風俗が大好きな夫、ついにはセックスレス…離婚できますか?

交際中から、風俗通いが大好きな夫。結婚してからも頻繁に通っているため、妻とはセックスレス状態になってしまっていました。妻は、こうした夫の嗜好を理由に離婚することができるのでしょうか。

離婚する方法は2種類ある

まず、離婚の方法は大きく分けて、協議離婚と裁判離婚があります。協議離婚というのは、結婚と同じように、お互いが合意によって離婚するものですから、今回の場合もご主人が離婚に同意すれば、離婚することが可能です。問題は、ご主人が離婚に同意しない場合です。この場合、裁判所によって強制的に離婚させてもらう「裁判離婚」しかありません。

離婚のための条件とは

では、裁判所はどのようなときに夫婦を離婚させることができるのでしょうか。お互いが合意によって結婚したものを、裁判所が強制的に離婚させるわけですから、夫婦のどちらかが一方的に「離婚したい」と思っていても、自由にできるわけではありません。そのため、裁判離婚はいくつかの場合に限定されています。

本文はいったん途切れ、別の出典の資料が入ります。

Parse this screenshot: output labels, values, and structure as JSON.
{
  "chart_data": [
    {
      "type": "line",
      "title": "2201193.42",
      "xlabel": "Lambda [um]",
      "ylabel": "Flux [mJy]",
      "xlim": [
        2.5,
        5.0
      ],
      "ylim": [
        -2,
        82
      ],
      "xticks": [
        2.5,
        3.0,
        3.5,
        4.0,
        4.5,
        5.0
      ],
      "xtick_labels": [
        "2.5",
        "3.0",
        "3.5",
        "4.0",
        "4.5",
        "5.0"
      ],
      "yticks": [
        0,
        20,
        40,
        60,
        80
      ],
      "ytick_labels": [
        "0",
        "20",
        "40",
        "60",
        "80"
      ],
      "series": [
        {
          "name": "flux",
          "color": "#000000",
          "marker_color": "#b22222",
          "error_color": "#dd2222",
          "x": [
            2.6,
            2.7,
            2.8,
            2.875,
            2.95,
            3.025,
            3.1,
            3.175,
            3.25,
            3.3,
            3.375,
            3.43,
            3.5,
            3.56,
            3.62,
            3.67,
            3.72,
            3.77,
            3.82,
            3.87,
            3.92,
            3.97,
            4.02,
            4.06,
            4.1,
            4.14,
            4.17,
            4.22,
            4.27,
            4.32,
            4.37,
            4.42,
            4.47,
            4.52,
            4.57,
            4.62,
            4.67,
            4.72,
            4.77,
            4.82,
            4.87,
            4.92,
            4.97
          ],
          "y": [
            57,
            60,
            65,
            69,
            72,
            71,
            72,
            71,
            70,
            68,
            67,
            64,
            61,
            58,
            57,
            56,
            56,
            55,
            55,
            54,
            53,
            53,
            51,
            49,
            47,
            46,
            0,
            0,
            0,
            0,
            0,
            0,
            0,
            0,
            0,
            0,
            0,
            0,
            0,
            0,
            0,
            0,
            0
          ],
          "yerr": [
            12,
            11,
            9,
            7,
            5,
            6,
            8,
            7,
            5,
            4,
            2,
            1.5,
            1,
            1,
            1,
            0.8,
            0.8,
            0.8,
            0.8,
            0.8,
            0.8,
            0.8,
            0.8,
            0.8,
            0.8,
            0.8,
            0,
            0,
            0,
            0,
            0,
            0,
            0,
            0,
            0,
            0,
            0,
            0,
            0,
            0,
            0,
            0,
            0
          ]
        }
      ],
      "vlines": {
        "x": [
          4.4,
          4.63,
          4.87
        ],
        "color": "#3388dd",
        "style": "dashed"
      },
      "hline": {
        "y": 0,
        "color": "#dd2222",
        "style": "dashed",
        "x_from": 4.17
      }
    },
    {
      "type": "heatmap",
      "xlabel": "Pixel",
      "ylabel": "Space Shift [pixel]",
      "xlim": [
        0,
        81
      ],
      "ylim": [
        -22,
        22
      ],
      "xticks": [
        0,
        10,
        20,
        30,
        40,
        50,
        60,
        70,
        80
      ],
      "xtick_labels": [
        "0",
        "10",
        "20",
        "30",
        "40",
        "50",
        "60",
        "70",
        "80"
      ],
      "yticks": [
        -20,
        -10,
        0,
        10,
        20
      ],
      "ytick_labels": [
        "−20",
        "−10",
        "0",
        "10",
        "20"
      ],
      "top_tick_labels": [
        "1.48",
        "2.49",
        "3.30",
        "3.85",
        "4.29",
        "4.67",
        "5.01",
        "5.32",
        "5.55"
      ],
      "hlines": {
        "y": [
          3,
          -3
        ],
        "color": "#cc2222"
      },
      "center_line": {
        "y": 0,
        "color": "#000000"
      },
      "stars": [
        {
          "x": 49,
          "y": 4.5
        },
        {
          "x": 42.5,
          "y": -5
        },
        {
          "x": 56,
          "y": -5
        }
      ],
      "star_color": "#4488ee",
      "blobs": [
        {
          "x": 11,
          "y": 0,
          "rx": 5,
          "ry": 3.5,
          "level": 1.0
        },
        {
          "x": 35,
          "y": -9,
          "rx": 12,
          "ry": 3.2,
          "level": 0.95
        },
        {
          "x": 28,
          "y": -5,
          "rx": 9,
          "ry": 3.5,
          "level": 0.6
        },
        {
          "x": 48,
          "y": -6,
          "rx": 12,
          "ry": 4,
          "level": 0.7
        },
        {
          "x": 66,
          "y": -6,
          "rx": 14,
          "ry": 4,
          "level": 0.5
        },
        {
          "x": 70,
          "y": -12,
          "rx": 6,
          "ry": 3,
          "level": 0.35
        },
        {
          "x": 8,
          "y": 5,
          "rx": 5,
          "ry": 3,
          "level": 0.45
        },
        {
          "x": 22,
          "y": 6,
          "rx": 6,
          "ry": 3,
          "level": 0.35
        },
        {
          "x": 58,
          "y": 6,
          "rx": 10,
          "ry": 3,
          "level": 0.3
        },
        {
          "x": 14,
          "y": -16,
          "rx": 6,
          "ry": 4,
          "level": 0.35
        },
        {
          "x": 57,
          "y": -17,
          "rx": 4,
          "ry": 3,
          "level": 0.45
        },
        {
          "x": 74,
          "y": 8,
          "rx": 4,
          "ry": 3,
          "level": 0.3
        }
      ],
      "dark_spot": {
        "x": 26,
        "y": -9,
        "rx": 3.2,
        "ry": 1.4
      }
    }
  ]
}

それが、不貞行為、悪意の遺棄、3年以上の生死不明、回復の見込みのない強度の精神病、その他婚姻を継続しがたい重大な事由の5つです。今回、主に問題になるのは、夫の風俗通いが、不貞行為に当たるかどうかでしょう。

風俗通いは不貞行為?

男性のなかには、「風俗は愛情がないから、不貞行為ではない」と断言する人もいますが、これは大きな間違いです。風俗は「浮気」ではない、という言葉が正しいかは、「浮気」の定義によるかもしれません。しかし、「不貞行為」とは、配偶者のある者が、その自由な意思に基づいて、配偶者以外の異性と性的関係をもつこととされていますから、風俗通いは少なくとも法律上の不貞行為には該当するのです。

ただし、一度の風俗通いですぐ離婚できるかというのはまた別の問題です。離婚するためには、不貞行為をしたというだけでなく、それによって婚姻関係が破たんしていることも必要です。

今回の場合で考えてみましょう。元から風俗通いが好きなのは結婚前からわかっていたわけですし、妻もある程度はやむを得ないものと、見て見ぬふりをしてきたのかもしれません。それが、急に別れるというのでは不意打ちになってしまいます。逆に、結婚の際に必ず風俗を止めると約束していて、結婚してからも止めないご主人に何度も注意してきた、という事情であれば、全く別の考慮が必要でしょう。

セックスレスは離婚の理由になる?

少し見方を変えて、セックスレスを理由に離婚はできないものでしょうか。結論から言えば、セックスレスは婚姻を継続しがたい重大な事由に該当する可能性があります。

もちろん、単にセックスレスだからといって、すぐに離婚が認められるわけではありません。しかし、セックスレスによって婚姻を継続することができないと認められれば、離婚の理由になり得るということです。

まとめ

風俗が大好きな夫と離婚できるのか否か……。今回の事案の結論としては、ご主人が風俗通いを止めないことと、夫婦間の性交渉が全くない(セックスレスである)ことの両方を合わせて、婚姻関係が破たんしていると主張することになるでしょう。